There were no visual differences in image quality of the patient scans (Fig. 6). Furthermore, no relevant difference of the SUVmean of the liver as reference organ could be observed, and the comparison of the CVs of the liver showed no clinical relevant differences. Moreover, increases in CV using the CTM mode could not be reproduced within these VOIs and is most probably attributable to physiological changes. This and the IQ phantom tests indicate the equivalence of the SS and CTM acquisition mode for clinical purposes. Nevertheless, enhanced noise at the axial edges in the SS mode acquisition was observed. This was further confirmed by the quantitative evaluation of the CV from a corresponding region which showed an average increase in the CV of 30 % for the SS acquisitions. This is the result of the low sensitivity in this part of the axial FOV (Fig. 2) and is avoided using the CTM technology [32].

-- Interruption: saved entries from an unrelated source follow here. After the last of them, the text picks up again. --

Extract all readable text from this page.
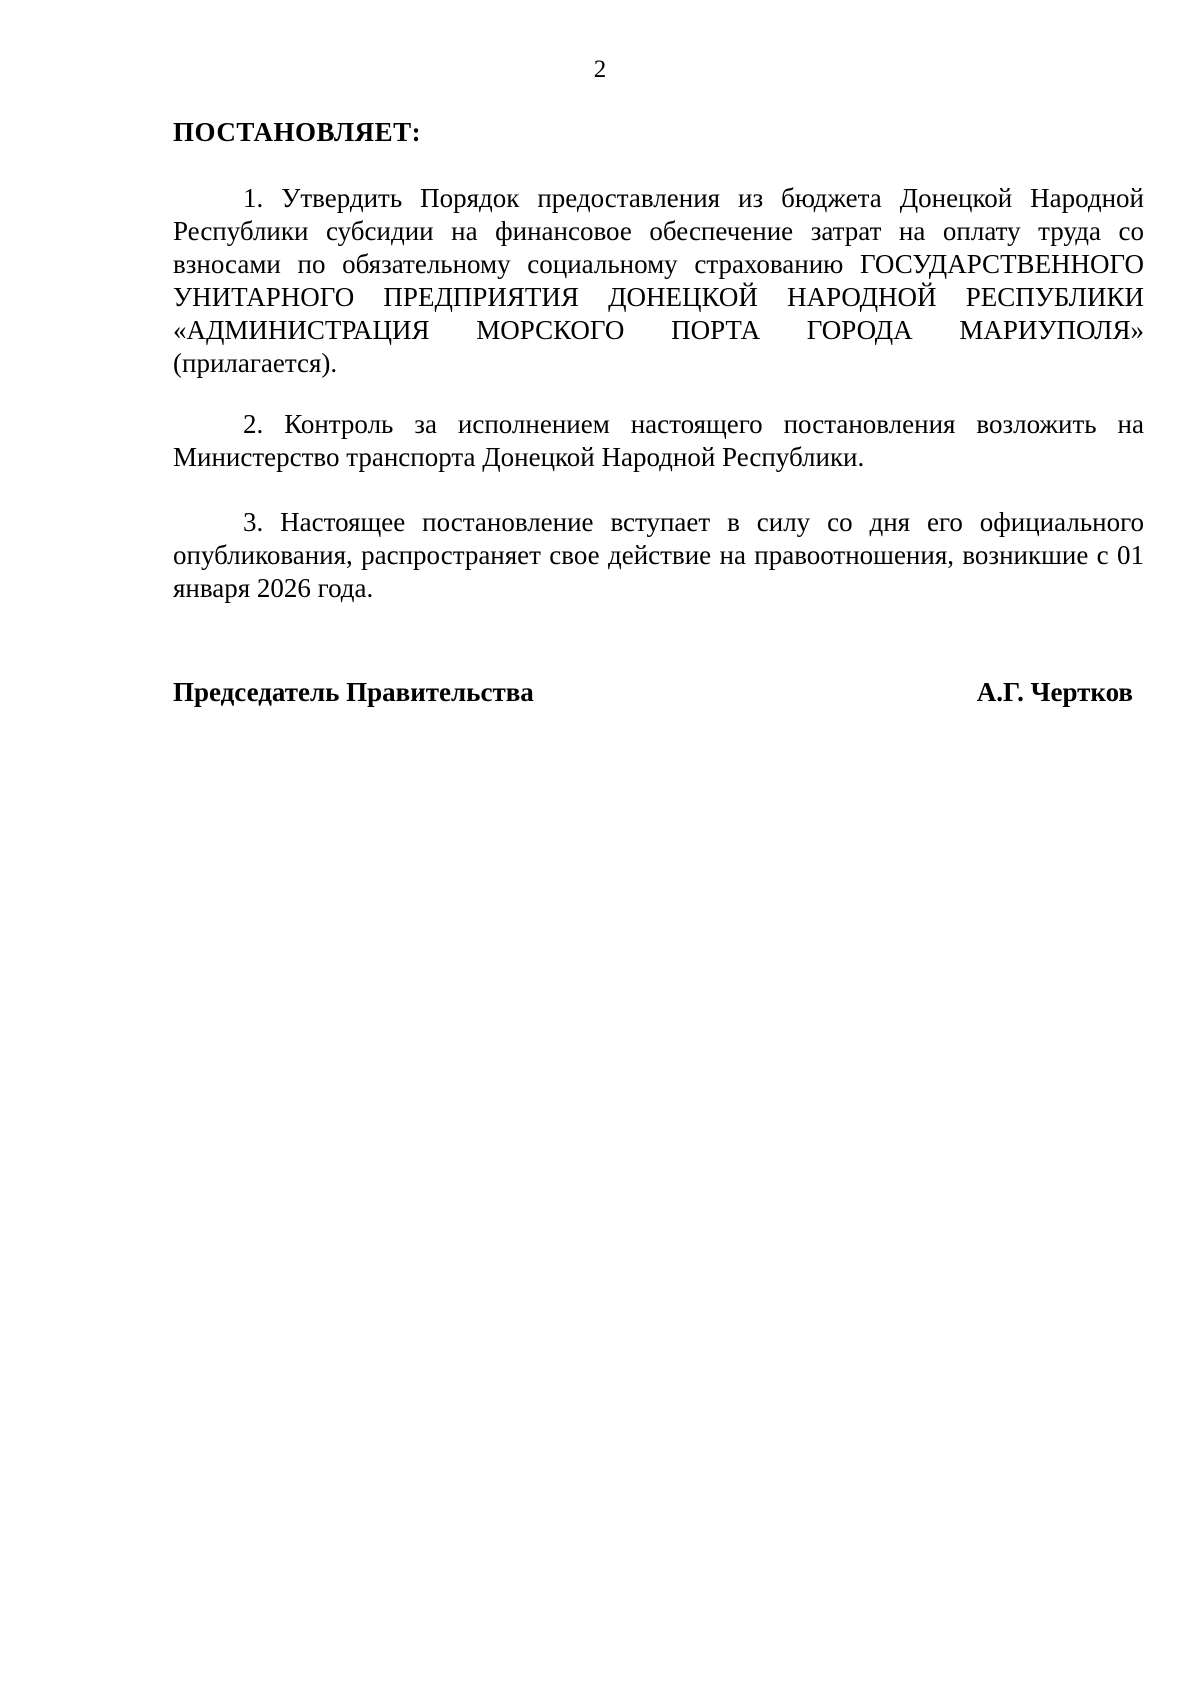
2
ПОСТАНОВЛЯЕТ:

1. Утвердить Порядок предоставления из бюджета Донецкой Народной Республики субсидии на финансовое обеспечение затрат на оплату труда со взносами по обязательному социальному страхованию ГОСУДАРСТВЕННОГО УНИТАРНОГО ПРЕДПРИЯТИЯ ДОНЕЦКОЙ НАРОДНОЙ РЕСПУБЛИКИ «АДМИНИСТРАЦИЯ МОРСКОГО ПОРТА ГОРОДА МАРИУПОЛЯ» (прилагается).

2. Контроль за исполнением настоящего постановления возложить на Министерство транспорта Донецкой Народной Республики.

3. Настоящее постановление вступает в силу со дня его официального опубликования, распространяет свое действие на правоотношения, возникшие с 01 января 2026 года.

Председатель Правительства	А.Г. Чертков
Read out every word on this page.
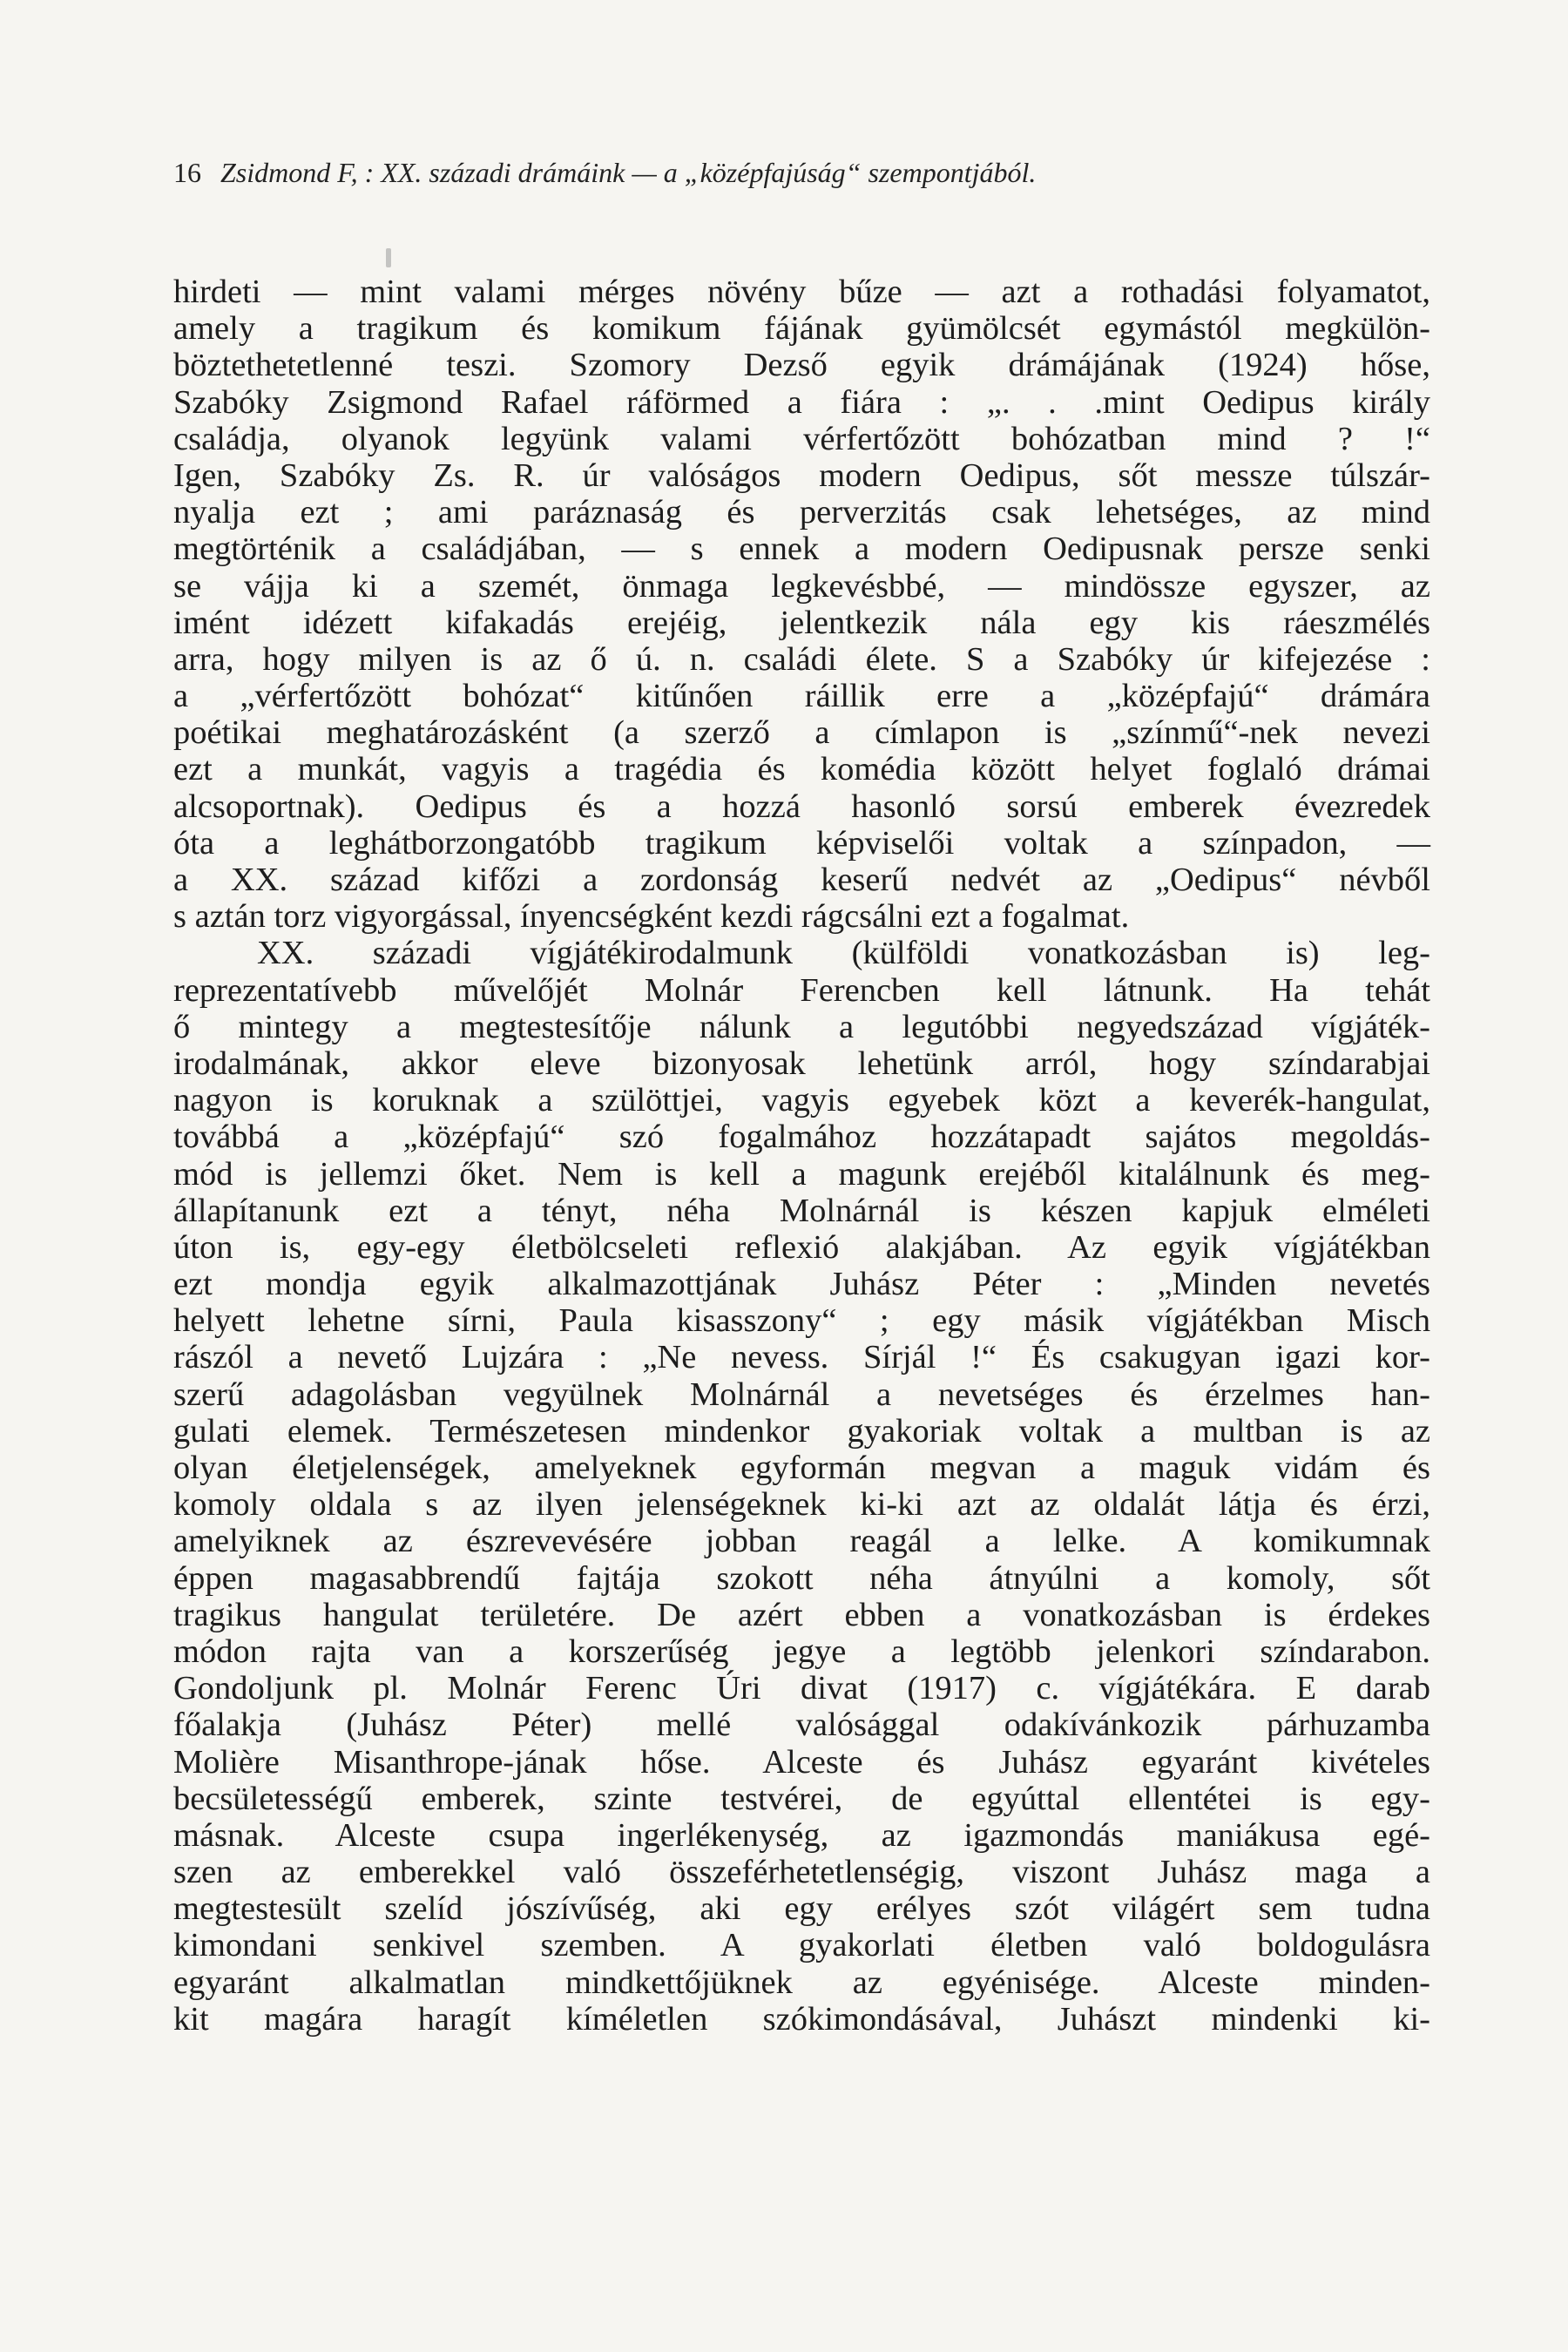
16 Zsidmond F, : XX. századi drámáink — a „középfajúság“ szempontjából.
hirdeti — mint valami mérges növény bűze — azt a rothadási folyamatot,
amely a tragikum és komikum fájának gyümölcsét egymástól megkülön-
böztethetetlenné teszi. Szomory Dezső egyik drámájának (1924) hőse,
Szabóky Zsigmond Rafael ráförmed a fiára : „. . .mint Oedipus király
családja, olyanok legyünk valami vérfertőzött bohózatban mind ? !“
Igen, Szabóky Zs. R. úr valóságos modern Oedipus, sőt messze túlszár-
nyalja ezt ; ami paráznaság és perverzitás csak lehetséges, az mind
megtörténik a családjában, — s ennek a modern Oedipusnak persze senki
se vájja ki a szemét, önmaga legkevésbbé, — mindössze egyszer, az
imént idézett kifakadás erejéig, jelentkezik nála egy kis ráeszmélés
arra, hogy milyen is az ő ú. n. családi élete. S a Szabóky úr kifejezése :
a „vérfertőzött bohózat“ kitűnően ráillik erre a „középfajú“ drámára
poétikai meghatározásként (a szerző a címlapon is „színmű“-nek nevezi
ezt a munkát, vagyis a tragédia és komédia között helyet foglaló drámai
alcsoportnak). Oedipus és a hozzá hasonló sorsú emberek évezredek
óta a leghátborzongatóbb tragikum képviselői voltak a színpadon, —
a XX. század kifőzi a zordonság keserű nedvét az „Oedipus“ névből
s aztán torz vigyorgással, ínyencségként kezdi rágcsálni ezt a fogalmat.
XX. századi vígjátékirodalmunk (külföldi vonatkozásban is) leg-
reprezentatívebb művelőjét Molnár Ferencben kell látnunk. Ha tehát
ő mintegy a megtestesítője nálunk a legutóbbi negyedszázad vígjáték-
irodalmának, akkor eleve bizonyosak lehetünk arról, hogy színdarabjai
nagyon is koruknak a szülöttjei, vagyis egyebek közt a keverék-hangulat,
továbbá a „középfajú“ szó fogalmához hozzátapadt sajátos megoldás-
mód is jellemzi őket. Nem is kell a magunk erejéből kitalálnunk és meg-
állapítanunk ezt a tényt, néha Molnárnál is készen kapjuk elméleti
úton is, egy-egy életbölcseleti reflexió alakjában. Az egyik vígjátékban
ezt mondja egyik alkalmazottjának Juhász Péter : „Minden nevetés
helyett lehetne sírni, Paula kisasszony“ ; egy másik vígjátékban Misch
rászól a nevető Lujzára : „Ne nevess. Sírjál !“ És csakugyan igazi kor-
szerű adagolásban vegyülnek Molnárnál a nevetséges és érzelmes han-
gulati elemek. Természetesen mindenkor gyakoriak voltak a multban is az
olyan életjelenségek, amelyeknek egyformán megvan a maguk vidám és
komoly oldala s az ilyen jelenségeknek ki-ki azt az oldalát látja és érzi,
amelyiknek az észrevevésére jobban reagál a lelke. A komikumnak
éppen magasabbrendű fajtája szokott néha átnyúlni a komoly, sőt
tragikus hangulat területére. De azért ebben a vonatkozásban is érdekes
módon rajta van a korszerűség jegye a legtöbb jelenkori színdarabon.
Gondoljunk pl. Molnár Ferenc Úri divat (1917) c. vígjátékára. E darab
főalakja (Juhász Péter) mellé valósággal odakívánkozik párhuzamba
Molière Misanthrope-jának hőse. Alceste és Juhász egyaránt kivételes
becsületességű emberek, szinte testvérei, de egyúttal ellentétei is egy-
másnak. Alceste csupa ingerlékenység, az igazmondás maniákusa egé-
szen az emberekkel való összeférhetetlenségig, viszont Juhász maga a
megtestesült szelíd jószívűség, aki egy erélyes szót világért sem tudna
kimondani senkivel szemben. A gyakorlati életben való boldogulásra
egyaránt alkalmatlan mindkettőjüknek az egyénisége. Alceste minden-
kit magára haragít kíméletlen szókimondásával, Juhászt mindenki ki-
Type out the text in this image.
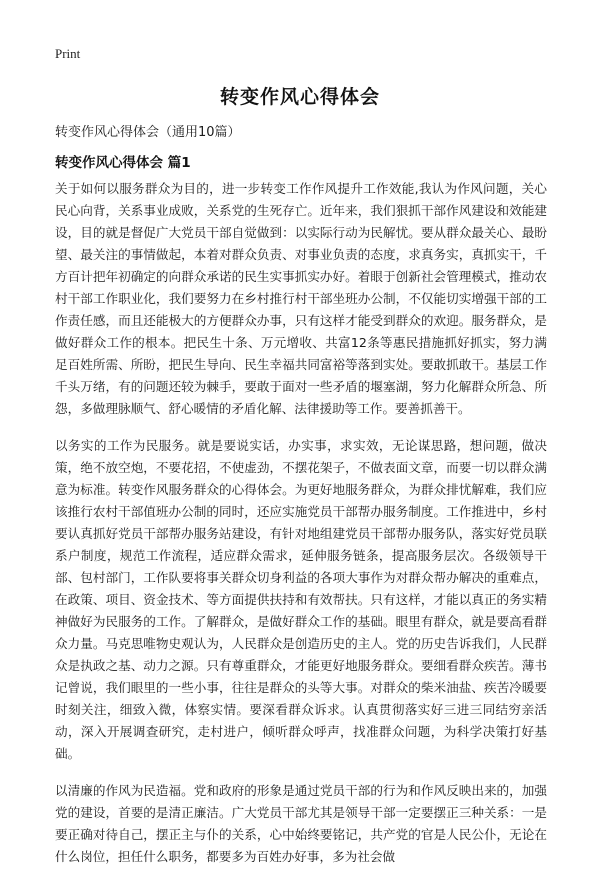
Print
转变作风心得体会
转变作风心得体会（通用10篇）
转变作风心得体会 篇1

关于如何以服务群众为目的，进一步转变工作作风提升工作效能,我认为作风问题，关心民心向背，关系事业成败，关系党的生死存亡。近年来，我们狠抓干部作风建设和效能建设，目的就是督促广大党员干部自觉做到：以实际行动为民解忧。要从群众最关心、最盼望、最关注的事情做起，本着对群众负责、对事业负责的态度，求真务实，真抓实干，千方百计把年初确定的向群众承诺的民生实事抓实办好。着眼于创新社会管理模式，推动农村干部工作职业化，我们要努力在乡村推行村干部坐班办公制，不仅能切实增强干部的工作责任感，而且还能极大的方便群众办事，只有这样才能受到群众的欢迎。服务群众，是做好群众工作的根本。把民生十条、万元增收、共富12条等惠民措施抓好抓实，努力满足百姓所需、所盼，把民生导向、民生幸福共同富裕等落到实处。要敢抓敢干。基层工作千头万绪，有的问题还较为棘手，要敢于面对一些矛盾的堰塞湖，努力化解群众所急、所怨，多做理脉顺气、舒心暖情的矛盾化解、法律援助等工作。要善抓善干。

以务实的工作为民服务。就是要说实话，办实事，求实效，无论谋思路，想问题，做决策，绝不放空炮，不要花招，不使虚劲，不摆花架子，不做表面文章，而要一切以群众满意为标准。转变作风服务群众的心得体会。为更好地服务群众，为群众排忧解难，我们应该推行农村干部值班办公制的同时，还应实施党员干部帮办服务制度。工作推进中，乡村要认真抓好党员干部帮办服务站建设，有针对地组建党员干部帮办服务队，落实好党员联系户制度，规范工作流程，适应群众需求，延伸服务链条，提高服务层次。各级领导干部、包村部门，工作队要将事关群众切身利益的各项大事作为对群众帮办解决的重难点，在政策、项目、资金技术、等方面提供扶持和有效帮扶。只有这样，才能以真正的务实精神做好为民服务的工作。了解群众，是做好群众工作的基础。眼里有群众，就是要高看群众力量。马克思唯物史观认为，人民群众是创造历史的主人。党的历史告诉我们，人民群众是执政之基、动力之源。只有尊重群众，才能更好地服务群众。要细看群众疾苦。薄书记曾说，我们眼里的一些小事，往往是群众的头等大事。对群众的柴米油盐、疾苦冷暖要时刻关注，细致入微，体察实情。要深看群众诉求。认真贯彻落实好三进三同结穷亲活动，深入开展调查研究，走村进户，倾听群众呼声，找准群众问题，为科学决策打好基础。

以清廉的作风为民造福。党和政府的形象是通过党员干部的行为和作风反映出来的，加强党的建设，首要的是清正廉洁。广大党员干部尤其是领导干部一定要摆正三种关系：一是要正确对待自己，摆正主与仆的关系，心中始终要铭记，共产党的官是人民公仆，无论在什么岗位，担任什么职务，都要多为百姓办好事，多为社会做
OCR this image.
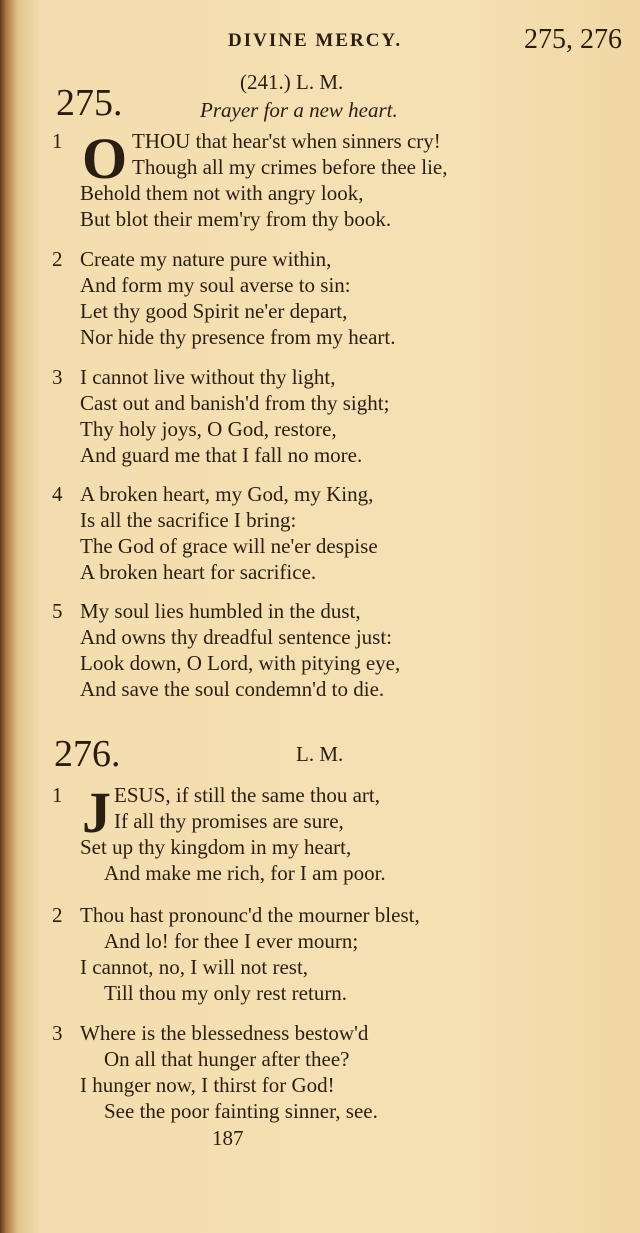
DIVINE MERCY.	275, 276
275.	(241.) L. M.
Prayer for a new heart.
1 O THOU that hear'st when sinners cry!
Though all my crimes before thee lie,
Behold them not with angry look,
But blot their mem'ry from thy book.
2 Create my nature pure within,
And form my soul averse to sin:
Let thy good Spirit ne'er depart,
Nor hide thy presence from my heart.
3 I cannot live without thy light,
Cast out and banish'd from thy sight;
Thy holy joys, O God, restore,
And guard me that I fall no more.
4 A broken heart, my God, my King,
Is all the sacrifice I bring:
The God of grace will ne'er despise
A broken heart for sacrifice.
5 My soul lies humbled in the dust,
And owns thy dreadful sentence just:
Look down, O Lord, with pitying eye,
And save the soul condemn'd to die.
276.	L. M.
1 J ESUS, if still the same thou art,
If all thy promises are sure,
Set up thy kingdom in my heart,
And make me rich, for I am poor.
2 Thou hast pronounc'd the mourner blest,
And lo! for thee I ever mourn;
I cannot, no, I will not rest,
Till thou my only rest return.
3 Where is the blessedness bestow'd
On all that hunger after thee?
I hunger now, I thirst for God!
See the poor fainting sinner, see.
187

Nevertheless, CTM enables the use of varying table speeds for different axial regions. This can be used to optimize the protocols, e.g., a faster feeding over the legs to lower overall scan time or to adjust noise properties in regions of interest, e.g., slower feeding in the abdominal region. Also, advanced acquisition protocols like described by Karakatsanis et al. [36] could benefit from CTM.